SEC Charges Digital Token Company With Misleading Investors About Source of Profits

Chris Gaetano
Published Date:
Aug 6, 2021

The Securities and Exchange Commission accused Gregory Keough and Derek Acree, as well as their company Blockchain Credit Partners, of misleading investors as to the nature of their company and where its profits come from. 

The SEC's cease-and-desist order charges that the pair embarked on a plan to sell investors digital tokens that would be used to buy real-world assets such as car loans, which would then provide consistent income to the asset holders. Between February 2020 and February 2021, the pair sold about $31 million worth of these tokens. Where the idea ran into problems, though, was the fact that while the assets the company intended to buy would indeed have generated sufficient interest, there was a significant risk that the income would not be enough to cover the tokens' appreciation, given the highly volatile nature of digital tokens. 

The pair pressed on, however. The SEC charged that, instead of notifying investors of this roadblock, the respondents misrepresented how the company was operating:
They told investors that token proceeds had recently been used to buy a number of car loans, which were generating profit based on the sale.
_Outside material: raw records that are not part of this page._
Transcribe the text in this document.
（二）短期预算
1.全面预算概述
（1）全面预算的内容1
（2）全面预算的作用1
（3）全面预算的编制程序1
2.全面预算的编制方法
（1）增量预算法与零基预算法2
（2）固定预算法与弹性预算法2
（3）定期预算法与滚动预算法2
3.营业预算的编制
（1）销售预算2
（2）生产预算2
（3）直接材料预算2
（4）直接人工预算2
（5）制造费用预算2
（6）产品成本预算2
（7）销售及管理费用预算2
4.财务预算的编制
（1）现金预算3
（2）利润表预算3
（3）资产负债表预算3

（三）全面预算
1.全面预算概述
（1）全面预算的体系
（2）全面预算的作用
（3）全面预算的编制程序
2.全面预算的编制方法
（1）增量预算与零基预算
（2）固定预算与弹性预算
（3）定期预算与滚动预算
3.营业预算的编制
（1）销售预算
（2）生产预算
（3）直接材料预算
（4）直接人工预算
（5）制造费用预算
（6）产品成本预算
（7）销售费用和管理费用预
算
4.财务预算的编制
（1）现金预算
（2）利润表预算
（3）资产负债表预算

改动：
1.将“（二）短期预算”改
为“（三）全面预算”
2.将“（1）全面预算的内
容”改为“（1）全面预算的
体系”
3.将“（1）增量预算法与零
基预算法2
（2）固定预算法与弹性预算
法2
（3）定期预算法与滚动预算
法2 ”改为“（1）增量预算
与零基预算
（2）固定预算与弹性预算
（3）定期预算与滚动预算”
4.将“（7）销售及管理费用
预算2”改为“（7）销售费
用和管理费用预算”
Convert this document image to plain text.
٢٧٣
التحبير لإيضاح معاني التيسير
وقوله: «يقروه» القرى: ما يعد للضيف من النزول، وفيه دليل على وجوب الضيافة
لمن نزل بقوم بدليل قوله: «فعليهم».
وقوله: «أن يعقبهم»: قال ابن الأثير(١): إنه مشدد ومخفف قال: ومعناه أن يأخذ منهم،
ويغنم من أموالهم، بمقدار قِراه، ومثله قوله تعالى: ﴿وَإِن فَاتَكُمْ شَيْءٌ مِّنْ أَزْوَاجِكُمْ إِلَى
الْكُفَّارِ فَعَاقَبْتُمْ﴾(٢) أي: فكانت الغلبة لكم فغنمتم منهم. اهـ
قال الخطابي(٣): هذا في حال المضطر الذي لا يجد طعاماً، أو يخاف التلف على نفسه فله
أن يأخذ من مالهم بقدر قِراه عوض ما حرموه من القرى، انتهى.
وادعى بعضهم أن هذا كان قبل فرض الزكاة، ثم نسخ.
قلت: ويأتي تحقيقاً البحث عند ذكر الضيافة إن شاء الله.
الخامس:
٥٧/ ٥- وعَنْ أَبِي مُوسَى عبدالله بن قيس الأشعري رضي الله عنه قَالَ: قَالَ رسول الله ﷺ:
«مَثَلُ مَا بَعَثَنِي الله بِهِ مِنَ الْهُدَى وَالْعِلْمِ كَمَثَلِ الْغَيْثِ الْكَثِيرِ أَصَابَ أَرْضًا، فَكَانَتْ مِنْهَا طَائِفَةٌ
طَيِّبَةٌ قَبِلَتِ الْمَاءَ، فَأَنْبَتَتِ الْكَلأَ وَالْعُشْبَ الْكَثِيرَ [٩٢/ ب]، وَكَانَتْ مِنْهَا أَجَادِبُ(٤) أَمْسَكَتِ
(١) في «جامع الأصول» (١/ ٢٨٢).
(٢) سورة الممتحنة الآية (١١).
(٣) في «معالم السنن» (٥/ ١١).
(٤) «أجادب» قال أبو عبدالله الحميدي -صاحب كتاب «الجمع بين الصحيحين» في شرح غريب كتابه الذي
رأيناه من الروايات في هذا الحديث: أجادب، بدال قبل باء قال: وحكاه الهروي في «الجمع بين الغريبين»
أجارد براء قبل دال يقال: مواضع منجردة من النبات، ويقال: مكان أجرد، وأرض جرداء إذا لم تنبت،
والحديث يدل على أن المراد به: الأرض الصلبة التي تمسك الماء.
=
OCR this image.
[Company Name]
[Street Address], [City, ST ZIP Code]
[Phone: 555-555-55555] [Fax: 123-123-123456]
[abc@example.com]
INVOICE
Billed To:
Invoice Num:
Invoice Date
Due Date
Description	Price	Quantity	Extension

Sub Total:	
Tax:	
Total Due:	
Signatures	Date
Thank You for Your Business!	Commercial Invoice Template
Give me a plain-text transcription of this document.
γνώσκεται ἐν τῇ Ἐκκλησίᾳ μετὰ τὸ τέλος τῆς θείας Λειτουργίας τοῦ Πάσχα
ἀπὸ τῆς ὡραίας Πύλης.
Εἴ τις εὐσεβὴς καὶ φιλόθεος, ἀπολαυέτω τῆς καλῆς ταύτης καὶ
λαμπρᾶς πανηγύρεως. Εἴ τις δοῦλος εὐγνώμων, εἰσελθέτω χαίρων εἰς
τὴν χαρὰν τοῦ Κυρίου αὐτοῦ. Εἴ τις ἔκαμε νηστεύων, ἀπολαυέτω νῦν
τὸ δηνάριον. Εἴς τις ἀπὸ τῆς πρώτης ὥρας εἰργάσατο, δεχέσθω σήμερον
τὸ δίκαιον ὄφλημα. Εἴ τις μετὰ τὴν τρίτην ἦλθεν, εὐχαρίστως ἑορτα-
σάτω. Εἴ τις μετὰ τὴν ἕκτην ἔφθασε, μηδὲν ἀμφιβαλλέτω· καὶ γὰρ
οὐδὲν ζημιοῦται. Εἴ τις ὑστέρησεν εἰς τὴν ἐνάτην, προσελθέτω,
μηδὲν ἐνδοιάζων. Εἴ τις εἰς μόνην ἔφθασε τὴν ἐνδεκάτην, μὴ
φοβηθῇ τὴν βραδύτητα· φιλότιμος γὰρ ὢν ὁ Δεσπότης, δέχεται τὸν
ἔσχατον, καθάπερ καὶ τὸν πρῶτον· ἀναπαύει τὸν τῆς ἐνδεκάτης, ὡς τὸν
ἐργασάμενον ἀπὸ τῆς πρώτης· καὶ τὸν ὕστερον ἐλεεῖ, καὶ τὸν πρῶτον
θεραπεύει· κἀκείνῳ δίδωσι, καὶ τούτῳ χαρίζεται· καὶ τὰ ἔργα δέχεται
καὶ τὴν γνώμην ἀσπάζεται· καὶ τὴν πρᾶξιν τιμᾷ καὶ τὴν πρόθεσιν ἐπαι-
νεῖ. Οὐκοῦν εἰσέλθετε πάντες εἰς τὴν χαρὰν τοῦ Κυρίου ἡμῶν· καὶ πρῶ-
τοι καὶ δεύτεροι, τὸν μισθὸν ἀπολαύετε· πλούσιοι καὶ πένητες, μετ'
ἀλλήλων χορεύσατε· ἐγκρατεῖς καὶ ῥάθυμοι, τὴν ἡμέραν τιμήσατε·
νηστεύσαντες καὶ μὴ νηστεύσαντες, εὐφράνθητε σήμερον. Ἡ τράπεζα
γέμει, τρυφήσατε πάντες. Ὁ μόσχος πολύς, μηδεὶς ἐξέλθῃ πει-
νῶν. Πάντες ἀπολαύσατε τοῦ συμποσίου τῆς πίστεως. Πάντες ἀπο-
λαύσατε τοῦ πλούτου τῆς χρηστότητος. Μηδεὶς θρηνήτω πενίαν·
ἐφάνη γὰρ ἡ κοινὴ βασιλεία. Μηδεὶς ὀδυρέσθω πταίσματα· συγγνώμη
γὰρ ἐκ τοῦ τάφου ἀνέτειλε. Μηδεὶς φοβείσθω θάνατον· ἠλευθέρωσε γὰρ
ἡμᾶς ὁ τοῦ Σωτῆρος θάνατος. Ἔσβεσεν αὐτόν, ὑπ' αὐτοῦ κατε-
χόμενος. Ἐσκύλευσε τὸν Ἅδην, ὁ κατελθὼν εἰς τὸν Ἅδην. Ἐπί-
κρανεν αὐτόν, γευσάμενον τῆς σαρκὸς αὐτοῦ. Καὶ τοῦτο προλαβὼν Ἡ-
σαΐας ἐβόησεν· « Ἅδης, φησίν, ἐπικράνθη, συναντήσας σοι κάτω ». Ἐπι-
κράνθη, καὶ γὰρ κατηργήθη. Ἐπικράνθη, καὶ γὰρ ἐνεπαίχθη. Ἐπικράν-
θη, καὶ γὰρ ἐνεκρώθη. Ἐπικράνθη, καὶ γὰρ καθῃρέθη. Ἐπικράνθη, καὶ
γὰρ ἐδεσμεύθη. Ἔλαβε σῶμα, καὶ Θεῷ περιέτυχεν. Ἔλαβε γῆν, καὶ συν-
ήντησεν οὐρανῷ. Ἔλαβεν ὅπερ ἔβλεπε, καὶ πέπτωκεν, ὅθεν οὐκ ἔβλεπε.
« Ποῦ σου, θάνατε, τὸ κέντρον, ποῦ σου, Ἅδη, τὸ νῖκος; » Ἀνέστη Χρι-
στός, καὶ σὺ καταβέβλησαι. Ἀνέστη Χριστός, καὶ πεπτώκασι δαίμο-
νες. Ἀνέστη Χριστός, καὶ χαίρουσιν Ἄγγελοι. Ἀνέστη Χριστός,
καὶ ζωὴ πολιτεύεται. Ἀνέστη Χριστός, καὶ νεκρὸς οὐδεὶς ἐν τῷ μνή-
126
While there were profits, the SEC order said that these profits were not coming from the digital assets. Instead they were coming from a Florida financing company, which actually owns the loans. The pair used token funds to send a large loan to this Florida company, the payments from which were then represented to investors as the car loan payments they were talking about. Money from the investment was coming from these funds rather than any cash flow from the company itself. 

While the pair, throughout this scheme, was able to repay all principal and interest owed to investors, the SEC still faulted them for fundamentally misrepresenting how the company worked and where its money came from. 

“Full and honest disclosure remains the cornerstone of our securities laws – no matter what technologies are used to offer and sell those securities,” said Gurbir S. Grewal, director of the SEC Enforcement Division. “This allows investors to make informed decisions and prevents issuers from misleading the public about business operations.